Clin Res Cardiol (2022). https://doi.org/10.1007/s00392-022-02087-y

Use of transcatheter or surgical aortic valve replacement for pure aortic regurgitation in Germany in 2018–2020
V. Oettinger1, I. Hilgendorf1, P. Stachon1, K. Kaier2, A. Heidenreich1, M. Zehender1, D. Westermann1, C. von zur Mühlen1, für die Studiengruppe: CeBAC
1Universitäts-Herzzentrum, Klinik für Kardiologie und Angiologie, Universitätsklinikum Freiburg, Freiburg im Breisgau; 2Institut für Medizinische Biometrie und Statistik, Universitätsklinikum Freiburg, Freiburg im Breisgau;

Background: Transcatheter aortic valve replacement (TAVR) is still not used regularly in pure aortic regurgitation. Due to its rapid development, more research on current data is crucial.
Methods: Using German national records, all isolated surgical aortic valve replacements (SAVR) or TAVR for pure aortic regurgitation in 2018-2020 were identified.
Results: Of 4,861 procedures, there were 4,025 SAVR and 836 TAVR. Patients receiving TAVR were noticeably older and had a higher logistic EuroSCORE as well as more pre-existing conditions. While unadjusted in-hospital mortality was slightly worse for transapical TAVR compared to SAVR (6.00% vs 5.71%), transfemoral TAVR achieves better results, with self-expanding transfemoral TAVR being associated with a significantly lower in-hospital mortality than balloon-expandable transfemoral TAVR (2.41% vs 5.17%; p=0.039). After risk adjustment, in-hospital mortality was significantly in favor of both balloon-expandable and self-expanding transfemoral TAVR vs SAVR (balloon-expandable: adjusted OR=0.50 [95% CI 0.27; 0.94], p=0.031; self-expanding: OR=0.20 [0.10; 0.41], p<0.001). Also in-hospital complication rates (stroke, major bleeding, delirium, mechanical ventilation >48h) were significantly better in TAVR. Furthermore, length of hospital stay was significantly shorter in TAVR than SAVR (transapical: adjusted Coefficient (Coeff)=-4.75d [-7.05d; -2.46d], p<0.001; balloon-expandable: Coeff=-6.88d [-9.06d; -4.69d], p<0.001; self-expanding: Coeff=-7.22 [-8.95; -5.49], p<0.001). Reimbursement showed mixed results.
Conclusion: In treatment of aortic regurgitation, TAVR is a feasible alternative for SAVR in selected patients, with overall lower in-hospital mortality and complication rates, particularly in favor of self-expanding transfemoral TAVR.

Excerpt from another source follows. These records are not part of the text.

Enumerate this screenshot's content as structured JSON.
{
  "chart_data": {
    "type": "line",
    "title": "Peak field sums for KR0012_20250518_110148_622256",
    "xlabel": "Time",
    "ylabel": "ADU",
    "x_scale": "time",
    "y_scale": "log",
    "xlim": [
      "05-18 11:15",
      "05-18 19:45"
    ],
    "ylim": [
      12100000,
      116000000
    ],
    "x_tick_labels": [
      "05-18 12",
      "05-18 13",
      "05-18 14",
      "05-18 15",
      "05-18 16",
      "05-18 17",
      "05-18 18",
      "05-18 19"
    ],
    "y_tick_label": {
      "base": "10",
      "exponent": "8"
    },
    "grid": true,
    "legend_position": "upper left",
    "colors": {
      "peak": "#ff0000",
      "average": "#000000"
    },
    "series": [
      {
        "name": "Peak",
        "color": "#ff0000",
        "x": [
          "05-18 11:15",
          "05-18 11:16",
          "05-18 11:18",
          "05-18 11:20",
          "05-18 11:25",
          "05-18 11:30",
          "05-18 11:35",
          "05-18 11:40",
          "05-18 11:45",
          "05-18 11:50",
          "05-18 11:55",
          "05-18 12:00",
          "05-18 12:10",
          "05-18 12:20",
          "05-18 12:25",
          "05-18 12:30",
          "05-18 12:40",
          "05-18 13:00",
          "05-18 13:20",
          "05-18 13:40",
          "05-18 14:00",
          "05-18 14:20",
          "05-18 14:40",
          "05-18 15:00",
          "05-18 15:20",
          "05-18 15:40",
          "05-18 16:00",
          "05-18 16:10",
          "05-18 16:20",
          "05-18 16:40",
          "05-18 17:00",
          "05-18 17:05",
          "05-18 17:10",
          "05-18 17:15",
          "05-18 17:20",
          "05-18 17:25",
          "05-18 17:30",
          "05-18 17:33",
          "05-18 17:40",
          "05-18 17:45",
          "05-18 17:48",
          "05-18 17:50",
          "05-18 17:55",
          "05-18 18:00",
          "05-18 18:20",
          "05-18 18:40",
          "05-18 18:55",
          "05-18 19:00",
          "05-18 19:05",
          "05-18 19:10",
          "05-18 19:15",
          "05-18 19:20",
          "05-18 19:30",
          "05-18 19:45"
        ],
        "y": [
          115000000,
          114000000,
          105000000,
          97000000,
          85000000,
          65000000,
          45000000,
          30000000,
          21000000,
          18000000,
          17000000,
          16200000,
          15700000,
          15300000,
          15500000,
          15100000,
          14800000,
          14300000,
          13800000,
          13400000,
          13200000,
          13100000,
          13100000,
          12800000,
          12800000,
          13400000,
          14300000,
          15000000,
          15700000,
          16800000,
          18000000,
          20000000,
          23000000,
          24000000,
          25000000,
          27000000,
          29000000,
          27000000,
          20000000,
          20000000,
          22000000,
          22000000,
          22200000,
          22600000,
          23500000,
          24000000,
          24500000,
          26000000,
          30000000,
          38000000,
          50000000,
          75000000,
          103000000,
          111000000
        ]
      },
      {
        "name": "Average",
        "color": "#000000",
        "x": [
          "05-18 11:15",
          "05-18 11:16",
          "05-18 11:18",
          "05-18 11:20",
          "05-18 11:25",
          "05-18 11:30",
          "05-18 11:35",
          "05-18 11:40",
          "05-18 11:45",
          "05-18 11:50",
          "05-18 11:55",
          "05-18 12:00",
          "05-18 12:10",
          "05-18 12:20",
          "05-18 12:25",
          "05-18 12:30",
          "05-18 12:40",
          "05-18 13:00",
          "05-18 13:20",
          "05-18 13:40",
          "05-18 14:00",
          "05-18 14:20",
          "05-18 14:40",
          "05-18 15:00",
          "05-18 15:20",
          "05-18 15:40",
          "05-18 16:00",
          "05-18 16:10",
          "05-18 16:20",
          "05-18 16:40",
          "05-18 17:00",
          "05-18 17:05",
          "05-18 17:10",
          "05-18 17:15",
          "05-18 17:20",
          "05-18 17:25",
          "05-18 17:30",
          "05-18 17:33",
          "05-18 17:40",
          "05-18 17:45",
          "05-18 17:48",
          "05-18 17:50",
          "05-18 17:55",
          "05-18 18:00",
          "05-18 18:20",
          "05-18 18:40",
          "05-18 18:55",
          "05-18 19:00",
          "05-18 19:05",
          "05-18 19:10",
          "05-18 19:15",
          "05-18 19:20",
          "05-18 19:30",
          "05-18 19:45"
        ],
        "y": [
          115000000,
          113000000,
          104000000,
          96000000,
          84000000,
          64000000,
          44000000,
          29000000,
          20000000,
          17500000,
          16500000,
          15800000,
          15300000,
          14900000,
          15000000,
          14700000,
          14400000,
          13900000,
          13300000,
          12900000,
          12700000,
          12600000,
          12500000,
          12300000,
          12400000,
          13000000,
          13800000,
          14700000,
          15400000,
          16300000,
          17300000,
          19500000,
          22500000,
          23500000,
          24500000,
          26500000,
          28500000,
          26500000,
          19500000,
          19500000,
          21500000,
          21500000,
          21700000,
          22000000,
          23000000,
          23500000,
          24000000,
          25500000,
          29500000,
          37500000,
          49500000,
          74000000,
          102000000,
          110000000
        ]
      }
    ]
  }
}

Figure: Standardized rates of in-hospital outcomes of patients with pure aortic regurgitation in 2018–2020

BE: balloon-expandable; CI: confidence interval; SAVR: surgical aortic valve replacement; SE: self-expanding; TA: transapical; TAVR: transcatheter aortic valve replacement; TF: transfemoral.

Values of stroke in TA-TAVR could not be calculated due to a stroke rate of 0.00% in TA-TAVR.